The sentimental shadow cast upon the group by Irma’s romantic tale disappeared in a gale of laughter.
“Honestly, Jerry Macy, you haven’t the least idea of romance,” giggled Susan. “Here Irma tells us a real love story and you spoil it all about a minute afterward.”
“Can’t help it,” asserted Jerry stoutly. “I have to say what I think.”
“Oh, here come Captain and Charlie,” cried Marjorie, sighting a gracious figure in white descending the steps with Charlie in tow. “That means dinner is about to be served, children. Our farewell feast to Lieutenant Mary Raymond.”
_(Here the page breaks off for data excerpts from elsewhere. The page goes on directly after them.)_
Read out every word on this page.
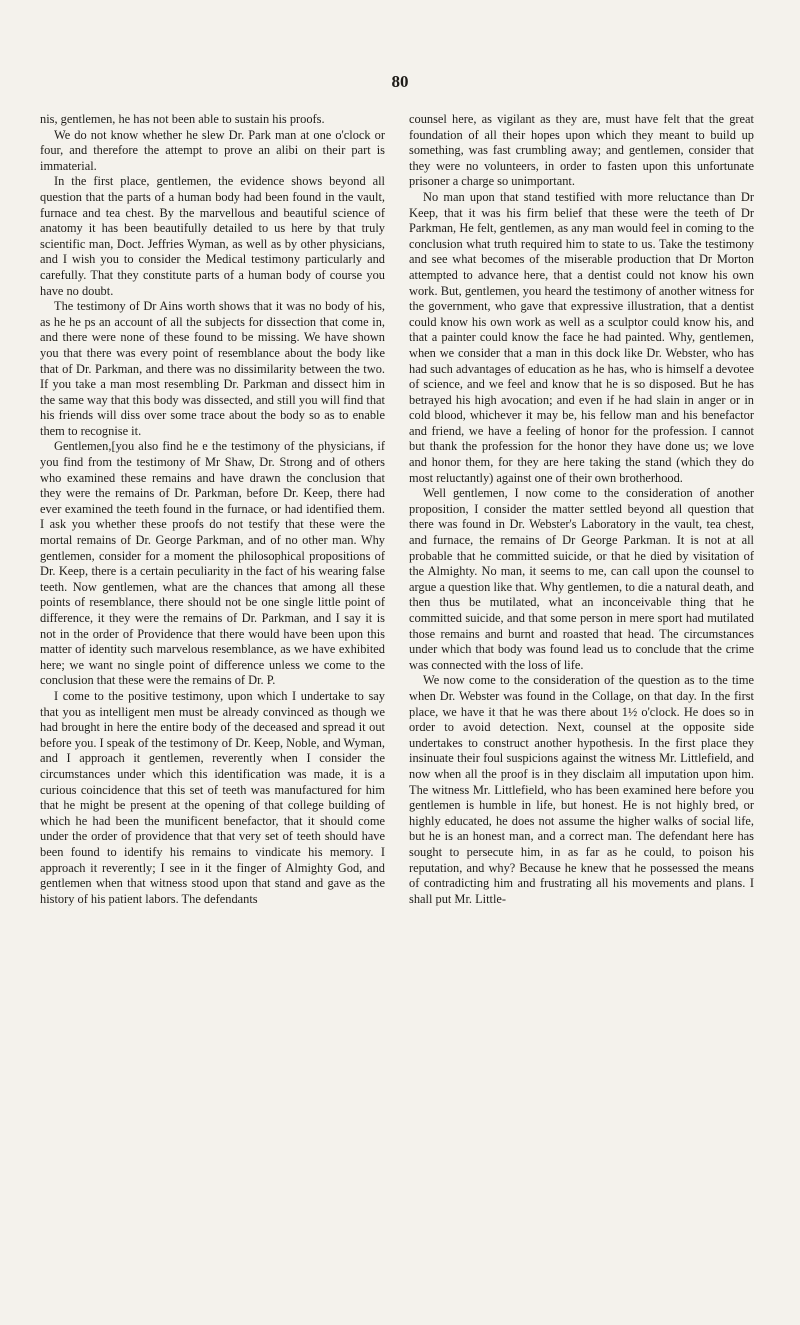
80

nis, gentlemen, he has not been able to sustain his proofs.

We do not know whether he slew Dr. Park man at one o'clock or four, and therefore the attempt to prove an alibi on their part is immaterial.

In the first place, gentlemen, the evidence shows beyond all question that the parts of a human body had been found in the vault, furnace and tea chest. By the marvellous and beautiful science of anatomy it has been beautifully detailed to us here by that truly scientific man, Doct. Jeffries Wyman, as well as by other physicians, and I wish you to consider the Medical testimony particularly and carefully. That they constitute parts of a human body of course you have no doubt.

The testimony of Dr Ains worth shows that it was no body of his, as he he ps an account of all the subjects for dissection that come in, and there were none of these found to be missing. We have shown you that there was every point of resemblance about the body like that of Dr. Parkman, and there was no dissimilarity between the two. If you take a man most resembling Dr. Parkman and dissect him in the same way that this body was dissected, and still you will find that his friends will diss over some trace about the body so as to enable them to recognise it.

Gentlemen,[you also find he e the testimony of the physicians, if you find from the testimony of Mr Shaw, Dr. Strong and of others who examined these remains and have drawn the conclusion that they were the remains of Dr. Parkman, before Dr. Keep, there had ever examined the teeth found in the furnace, or had identified them. I ask you whether these proofs do not testify that these were the mortal remains of Dr. George Parkman, and of no other man. Why gentlemen, consider for a moment the philosophical propositions of Dr. Keep, there is a certain peculiarity in the fact of his wearing false teeth. Now gentlemen, what are the chances that among all these points of resemblance, there should not be one single little point of difference, it they were the remains of Dr. Parkman, and I say it is not in the order of Providence that there would have been upon this matter of identity such marvelous resemblance, as we have exhibited here; we want no single point of difference unless we come to the conclusion that these were the remains of Dr. P.

I come to the positive testimony, upon which I undertake to say that you as intelligent men must be already convinced as though we had brought in here the entire body of the deceased and spread it out before you. I speak of the testimony of Dr. Keep, Noble, and Wyman, and I approach it gentlemen, reverently when I consider the circumstances under which this identification was made, it is a curious coincidence that this set of teeth was manufactured for him that he might be present at the opening of that college building of which he had been the munificent benefactor, that it should come under the order of providence that that very set of teeth should have been found to identify his remains to vindicate his memory. I approach it reverently; I see in it the finger of Almighty God, and gentlemen when that witness stood upon that stand and gave as the history of his patient labors. The defendants

counsel here, as vigilant as they are, must have felt that the great foundation of all their hopes upon which they meant to build up something, was fast crumbling away; and gentlemen, consider that they were no volunteers, in order to fasten upon this unfortunate prisoner a charge so unimportant.

No man upon that stand testified with more reluctance than Dr Keep, that it was his firm belief that these were the teeth of Dr Parkman, He felt, gentlemen, as any man would feel in coming to the conclusion what truth required him to state to us. Take the testimony and see what becomes of the miserable production that Dr Morton attempted to advance here, that a dentist could not know his own work. But, gentlemen, you heard the testimony of another witness for the government, who gave that expressive illustration, that a dentist could know his own work as well as a sculptor could know his, and that a painter could know the face he had painted. Why, gentlemen, when we consider that a man in this dock like Dr. Webster, who has had such advantages of education as he has, who is himself a devotee of science, and we feel and know that he is so disposed. But he has betrayed his high avocation; and even if he had slain in anger or in cold blood, whichever it may be, his fellow man and his benefactor and friend, we have a feeling of honor for the profession. I cannot but thank the profession for the honor they have done us; we love and honor them, for they are here taking the stand (which they do most reluctantly) against one of their own brotherhood.

Well gentlemen, I now come to the consideration of another proposition, I consider the matter settled beyond all question that there was found in Dr. Webster's Laboratory in the vault, tea chest, and furnace, the remains of Dr George Parkman. It is not at all probable that he committed suicide, or that he died by visitation of the Almighty. No man, it seems to me, can call upon the counsel to argue a question like that. Why gentlemen, to die a natural death, and then thus be mutilated, what an inconceivable thing that he committed suicide, and that some person in mere sport had mutilated those remains and burnt and roasted that head. The circumstances under which that body was found lead us to conclude that the crime was connected with the loss of life.

We now come to the consideration of the question as to the time when Dr. Webster was found in the Collage, on that day. In the first place, we have it that he was there about 1½ o'clock. He does so in order to avoid detection. Next, counsel at the opposite side undertakes to construct another hypothesis. In the first place they insinuate their foul suspicions against the witness Mr. Littlefield, and now when all the proof is in they disclaim all imputation upon him. The witness Mr. Littlefield, who has been examined here before you gentlemen is humble in life, but honest. He is not highly bred, or highly educated, he does not assume the higher walks of social life, but he is an honest man, and a correct man. The defendant here has sought to persecute him, in as far as he could, to poison his reputation, and why? Because he knew that he possessed the means of contradicting him and frustrating all his movements and plans. I shall put Mr. Little-
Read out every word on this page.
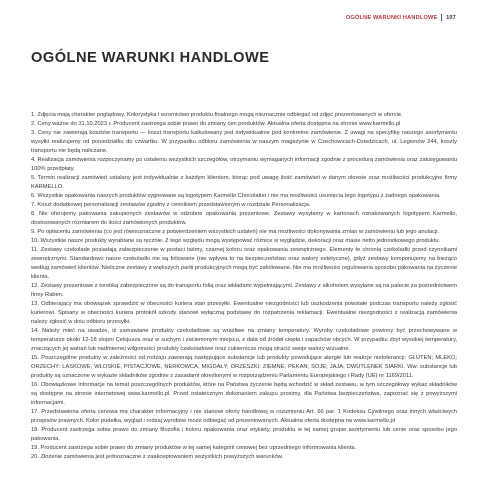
OGÓLNE WARUNKI HANDLOWE 107
OGÓLNE WARUNKI HANDLOWE

1. Zdjęcia mają charakter poglądowy. Kolorystyka i wzornictwo produktu finalnego mogą nieznacznie odbiegać od zdjęć prezentowanych w ofercie.

2. Ceny ważne do 31.10.2023 r. Producent zastrzega sobie prawo do zmiany cen produktów. Aktualna oferta dostępna na stronie www.karmello.pl

3. Ceny nie zawierają kosztów transportu — koszt transportu kalkulowany jest indywidualnie pod konkretne zamówienie. Z uwagi na specyfikę naszego asortymentu wysyłki realizujemy od poniedziałku do czwartku. W przypadku odbioru zamówienia w naszym magazynie w Czechowicach-Dziedzicach, ul. Legionów 244, koszty transportu nie będą naliczane.

4. Realizacja zamówienia rozpoczynamy po ustaleniu wszystkich szczegółów, otrzymaniu wymaganych informacji zgodnie z procedurą zamówienia oraz zaksięgowaniu 100% przedpłaty.

5. Termin realizacji zamówień ustalany jest indywidualnie z każdym klientem, biorąc pod uwagę ilość zamówień w danym okresie oraz możliwości produkcyjne firmy KARMELLO.

6. Wszystkie opakowania naszych produktów sygnowane są logotypem Karmello Chocolatier i nie ma możliwości usunięcia tego logotypu z żadnego opakowania.

7. Koszt dodatkowej personalizacji zestawów zgodny z cennikiem przedstawionym w rozdziale Personalizacja.

8. Nie oferujemy pakowania zakupionych zestawów w odzobne opakowania prezentowe. Zestawy wysyłamy w kartonach oznakowanych logotypem Karmello, dostosowanych rozmiarem do ilości zamówionych produktów.

9. Po opłaceniu zamówienia (co jest równoznaczne z potwierdzeniem wszystkich ustaleń) nie ma możliwości dokonywania zmian w zamówieniu lub jego anulacji.

10. Wszystkie nasze produkty wyrabiane są ręcznie. Z tego względu mogą występować różnice w wyglądzie, dekoracji oraz masie netto jednostkowego produktu.

11. Zestawy czekolade posiadają zabezpieczenie w postaci taśmy, czarnej koloru oraz opakowania zewnętrznego. Elementy te chronią czekoladki przed czynnikami zewnętrznymi. Standardowo nasze czekoladki nie są foliowane (nie wpływa to na bezpieczeństwo oraz walory estetyczne), gdyż zestawy komponujemy na bieżąco według zamówień klientów. Nieliczne zestawy z większych partii produkcyjnych mogą być zafoliowane. Nie ma możliwości regulowania sposobu pakowania na życzenie klienta.

12. Zestawy prezentowe z torebką zabezpieczone są do transportu folią oraz wkładami wypełniającymi. Zestawy z alkoholem wysyłane są na palecie za pośrednictwem firmy Raben.

13. Odbierający ma obowiązek sprawdzić w obecności kuriera stan przesyłki. Ewentualne niezgodności lub uszkodzenia powstałe podczas transportu należy zgłosić kurierowi. Spisany w obecności kuriera protokół szkody stanowi wyłączną podstawę do rozpatrzenia reklamacji. Ewentualne niezgodności z realizacją zamówienia należy zgłosić w dniu odbioru przesyłki.

14. Należy mieć na uwadze, iż zamawiane produkty czekoladowe są wrażliwe na zmiany temperatury. Wyroby czekoladowe powinny być przechowywane w temperaturze około 12-18 stopni Celsjusza oraz w suchym i zacienionym miejscu, z dala od źródeł ciepła i zapachów obcych. W przypadku zbyt wysokiej temperatury, znaczących jej wahań lub nadmiernej wilgotności produkty czekoladowe oraz cukiernicze mogą stracić swoje walory wizualne.

15. Poszczególne produkty w zależności od rodzaju zawierają następujące substancje lub produkty powodujące alergie lub reakcje nietolerancji: GLUTEN; MLEKO; ORZECHY: LASKOWE, WŁOSKIE, PISTACJOWE, NERKOWCA, MIGDAŁY; ORZESZKI: ZIEMNE, PEKAN; SOJE; JAJA; DWUTLENEK SIARKI. Ww. substancje lub produkty są oznaczone w wykazie składników zgodnie z zasadami określonymi w rozporządzeniu Parlamentu Europejskiego i Rady (UE) nr 1169/2011.

16. Obowiązkowe informacje na temat poszczególnych produktów, które na Państwa życzenie będą wchodzić w skład zestawu, w tym szczegółowy wykaz składników są dostępne na stronie internetowej www.karmello.pl. Przed ostatecznym dokonaniem zakupu prosimy, dla Państwa bezpieczeństwa, zapoznać się z powyższymi informacjami.

17. Przedstawiona oferta cenowa ma charakter informacyjny i nie stanowi oferty handlowej w rozumieniu Art. 66 par. 1 Kodeksu Cywilnego oraz innych właściwych przepisów prawnych. Kolor pudełka, wygląd i rodzaj wyrobów może odbiegać od prezentowanych. Aktualna oferta dostępna na www.karmello.pl

18. Producent zastrzega sobie prawo do zmiany filozofia i koloru opakowania oraz etykiety, produktu w tej samej grupie asortymentu lub cenie oraz sposobu jego pakowania.

19. Producent zastrzega sobie prawo do zmiany produktów w tej samej kategorii cenowej bez uprzedniego informowania klienta.

20. Złożenie zamówienia jest jednoznaczne z zaakceptowaniem wszystkich powyższych warunków.
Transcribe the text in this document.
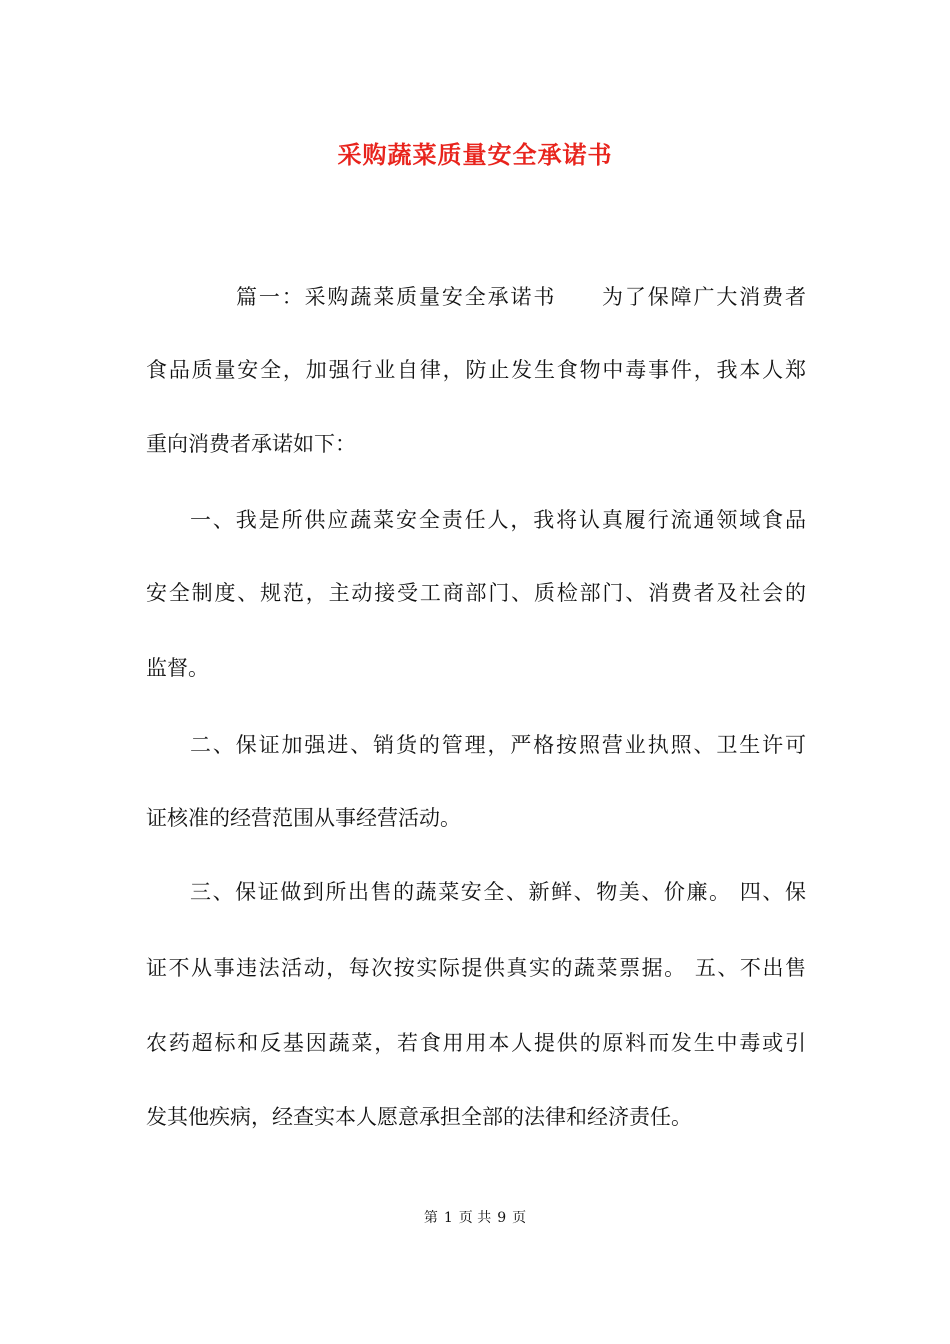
采购蔬菜质量安全承诺书
篇一：采购蔬菜质量安全承诺书　　为了保障广大消费者
食品质量安全，加强行业自律，防止发生食物中毒事件，我本人郑
重向消费者承诺如下：
一、我是所供应蔬菜安全责任人，我将认真履行流通领域食品
安全制度、规范，主动接受工商部门、质检部门、消费者及社会的
监督。
二、保证加强进、销货的管理，严格按照营业执照、卫生许可
证核准的经营范围从事经营活动。
三、保证做到所出售的蔬菜安全、新鲜、物美、价廉。 四、保
证不从事违法活动，每次按实际提供真实的蔬菜票据。 五、不出售
农药超标和反基因蔬菜，若食用用本人提供的原料而发生中毒或引
发其他疾病，经查实本人愿意承担全部的法律和经济责任。
第 1 页 共 9 页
CHAPTER III – THE SHIELD OF VALOR
A chorus of ohs and ahs ascended as the guests filed into a dining room, the decoration of which spelled Patriotism in large capitals. In honor of the pretty soldier play to which she and Mary had so long clung, Marjorie had decreed that the dinner should be a patriotic affair so far as decorations went. The walls of the large, attractive room were plentifully festooned with red, white and blue bunting. Flags were in evidence everywhere. From the center of the large oak table a large doll dressed as Uncle Sam held gallantly aloft the tri-colored ribbons that extended to each place. On one side of him stood a smaller doll dressed in the khaki uniform of the United States soldier. On the other, a valiant Jackie stood guard. At each cover was a small soldier doll and the place cards were tiny, folded, silk flags, each guest’s name written in one of the stripes of white uppermost.
Mary occupied the seat of honor at the head of the table, with Marjorie at her right and Constance at her left. But at the departing Lieutenant’s place rose an amazing pile of tissue-paper wrapped, beribboned bundles that smacked of Christmas.
“Company, attention,” called Mrs. Dean from the foot of the table, the instant the party had seated themselves. “Lieutenant Raymond, you are ordered to inspect your wealth before mess.”
“I – oh – ” stammered the abashed Lieutenant, regarding said “wealth” in stupefaction. “All those things are not really for me!”